Subcommittee Chairman Harley Rouda (D-Calif.) said it was the first of three fact-finding hearings to tackle the issue. The others will address current and future opportunities to address climate change.
They brought in a pair of prominent climate scientists and former Sen. Tim Wirth (D-Colo.) to examine the history of inaction on climate. The conversation inevitably delved into fossil fuel propaganda campaigns that emerged with the scientific consensus in the late 1980s and early '90s.
The difference between early opposition groups, such as the Global Climate Coalition, and modern groups that oppose the scientific consensus, is that they often are less obvious, Wirth said.
"I think the organizations that are in opposition have become much more subtle and sophisticated than they were before," Wirth said.
But Republicans weren't buying into the conversation, even if the tone was less contentious. Rep. Clay Higgins (R-La.) suggested that scientific consensus can change and brought up conjecture about global cooling in the 1970s.
"Let's have no illusion about the point of today's hearing," he said. "The majority has called this meeting for the sole purpose for condemning the oil and gas and petrochemical industry."
Homeland security hearing
The afternoon also featured a House Homeland Security Subcommittee on Emergency Preparedness, Response and Recovery hearing on climate, which was injected with its own dose of climate partisanship.
Ranking member Peter King (R-N.Y.) questioned whether climate change is even in the panel's jurisdiction, echoing concerns from Republicans on the Natural Resources Committee.
"I do hope that as we go forward, we realize that our main goal as a committee, our main purpose from the genesis, was to focus on terrorism. And I realize that has been expanded now, which I understand, I support that, but I think we should leave the debate over climate control and global warming to other committees," King said.
"We can accept for the purpose of the argument that everything is true, and then we can focus on what the mitigation should be rather than getting into debates on how to change the climate, or prevent climate change," he added.
Subcommittee Chairman Donald Payne (D-N.J.), in turn, asked Timothy Manning, a former deputy administrator for protection and national preparedness at the Federal Emergency Management Agency, why climate change is related to fighting terrorism.
"I think there's a potential future where there are growing resource conflicts," Manning responded, listing access to clean drinking water and access to land for grazing and growing crops.
"As you increase conflict, you have instability in nations, you have radicalization, you have all the ingredients necessary that we have seen historically that lead towards radicalization and terrorism," he said.
Rep. Lauren Underwood (D-Ill.) added that FEMA's strategic plan has included climate change in the past, allowing it to "plan forward."
The Department of Homeland Security wrote detailed documents on climate during the Obama administration, including its Climate Change Adaptation Roadmap in 2012.

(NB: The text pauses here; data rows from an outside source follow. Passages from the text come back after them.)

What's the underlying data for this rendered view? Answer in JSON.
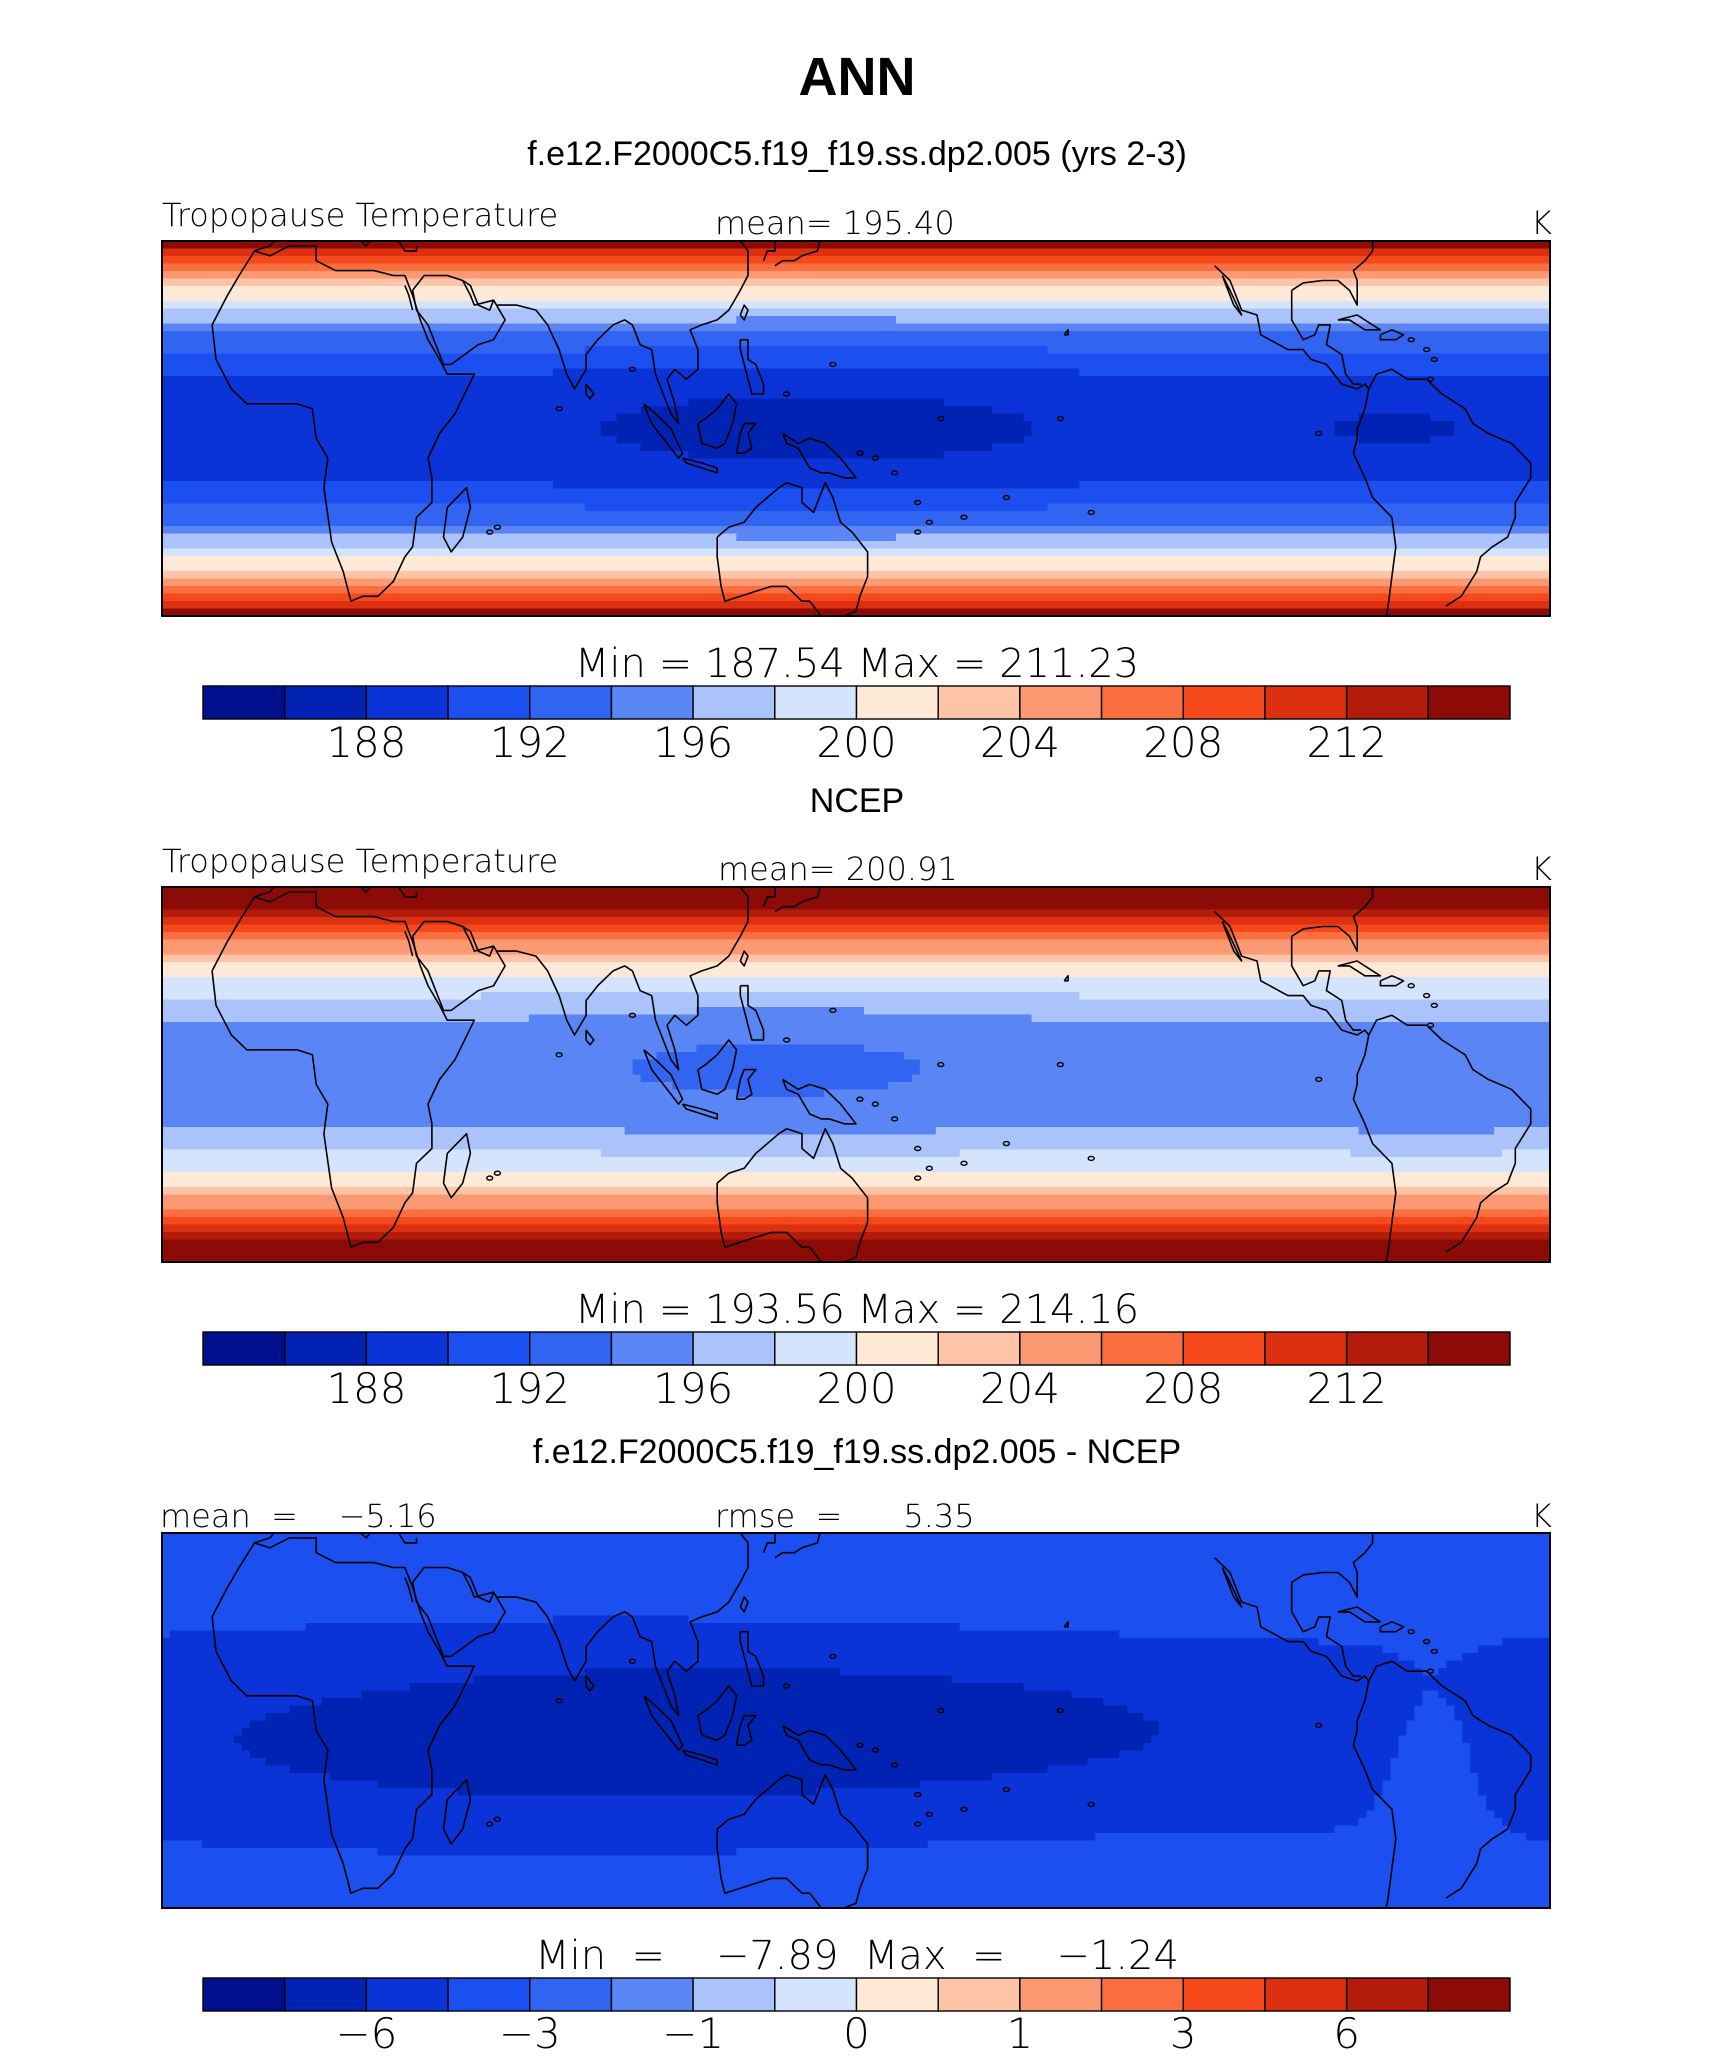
{
  "figure": {
    "main_title": "ANN"
  },
  "palette": {
    "colors": [
      "#00108c",
      "#0023b4",
      "#0a34d8",
      "#1b4ff0",
      "#3264f2",
      "#5a85f4",
      "#aac3fb",
      "#d5e4fd",
      "#fee9d6",
      "#fdc4a8",
      "#fb9a72",
      "#fb6e40",
      "#f5491b",
      "#dd3010",
      "#b31c0a",
      "#8c0b06"
    ]
  },
  "chart_data": [
    {
      "type": "heatmap",
      "title": "f.e12.F2000C5.f19_f19.ss.dp2.005 (yrs 2-3)",
      "left_label": "Tropopause Temperature",
      "center_label": "mean=  195.40",
      "units": "K",
      "minmax": "Min  =  187.54  Max  =  211.23",
      "colorbar_ticks": [
        "188",
        "192",
        "196",
        "200",
        "204",
        "208",
        "212"
      ],
      "colorbar_tick_positions": [
        2,
        4,
        6,
        8,
        10,
        12,
        14
      ],
      "field_kind": "model"
    },
    {
      "type": "heatmap",
      "title": "NCEP",
      "left_label": "Tropopause Temperature",
      "center_label": "mean=  200.91",
      "units": "K",
      "minmax": "Min  =  193.56  Max  =  214.16",
      "colorbar_ticks": [
        "188",
        "192",
        "196",
        "200",
        "204",
        "208",
        "212"
      ],
      "colorbar_tick_positions": [
        2,
        4,
        6,
        8,
        10,
        12,
        14
      ],
      "field_kind": "obs"
    },
    {
      "type": "heatmap",
      "title": "f.e12.F2000C5.f19_f19.ss.dp2.005 - NCEP",
      "left_label": "mean  =    −5.16",
      "center_label": "rmse  =      5.35",
      "units": "K",
      "minmax": "Min  =    −7.89  Max  =    −1.24",
      "colorbar_ticks": [
        "−6",
        "−3",
        "−1",
        "0",
        "1",
        "3",
        "6"
      ],
      "colorbar_tick_positions": [
        2,
        4,
        6,
        8,
        10,
        12,
        14
      ],
      "field_kind": "diff"
    }
  ]
}
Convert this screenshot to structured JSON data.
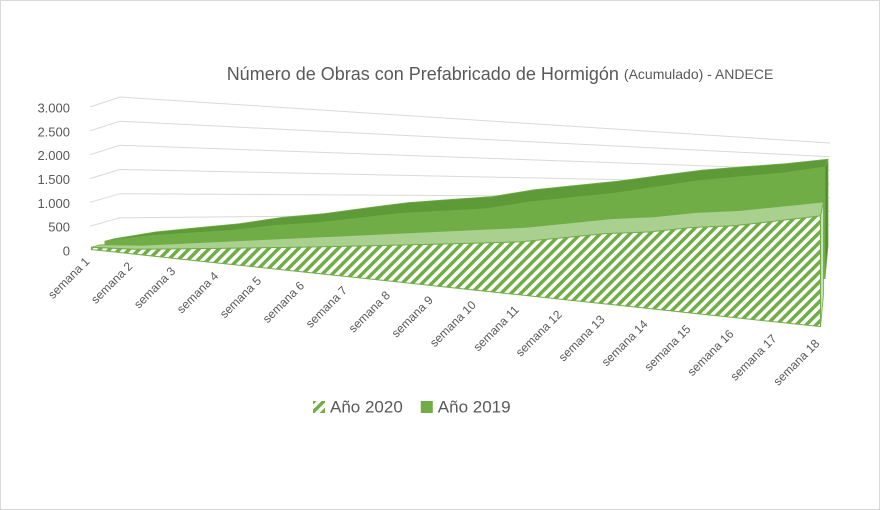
{
  "chart_data": {
    "type": "area3d",
    "title": "Número de Obras con Prefabricado de Hormigón",
    "title_note": "(Acumulado) - ANDECE",
    "categories": [
      "semana 1",
      "semana 2",
      "semana 3",
      "semana 4",
      "semana 5",
      "semana 6",
      "semana 7",
      "semana 8",
      "semana 9",
      "semana 10",
      "semana 11",
      "semana 12",
      "semana 13",
      "semana 14",
      "semana 15",
      "semana 16",
      "semana 17",
      "semana 18"
    ],
    "series": [
      {
        "name": "Año 2020",
        "color": "#70ad47",
        "pattern": "hatch",
        "values": [
          50,
          100,
          200,
          300,
          400,
          500,
          600,
          700,
          800,
          900,
          1000,
          1150,
          1300,
          1400,
          1550,
          1650,
          1800,
          1950
        ]
      },
      {
        "name": "Año 2019",
        "color": "#70ad47",
        "pattern": "solid",
        "values": [
          100,
          250,
          350,
          450,
          600,
          700,
          850,
          1000,
          1100,
          1200,
          1400,
          1550,
          1700,
          1900,
          2100,
          2250,
          2400,
          2600
        ]
      }
    ],
    "ylim": [
      0,
      3000
    ],
    "yticks": [
      0,
      500,
      {
        "value": 1000,
        "label": "1.000"
      },
      {
        "value": 1500,
        "label": "1.500"
      },
      {
        "value": 2000,
        "label": "2.000"
      },
      {
        "value": 2500,
        "label": "2.500"
      },
      {
        "value": 3000,
        "label": "3.000"
      }
    ],
    "grid": true,
    "legend": "bottom"
  }
}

But the agency's efforts on climate have largely been halted under the Trump administration and the tenure of outgoing Secretary Kirstjen Nielsen, who announced her resignation Sunday (Climatewire, April 9).
"There are serious questions as to how they will be able to respond as climate change intensifies hurricanes and other disasters," Payne said. "However, instead of trying to incorporate climate change in how it plans for the future, FEMA has stripped any mention of it from their 2018-2022 strategic plan, which guides the agency's actions over the next few years."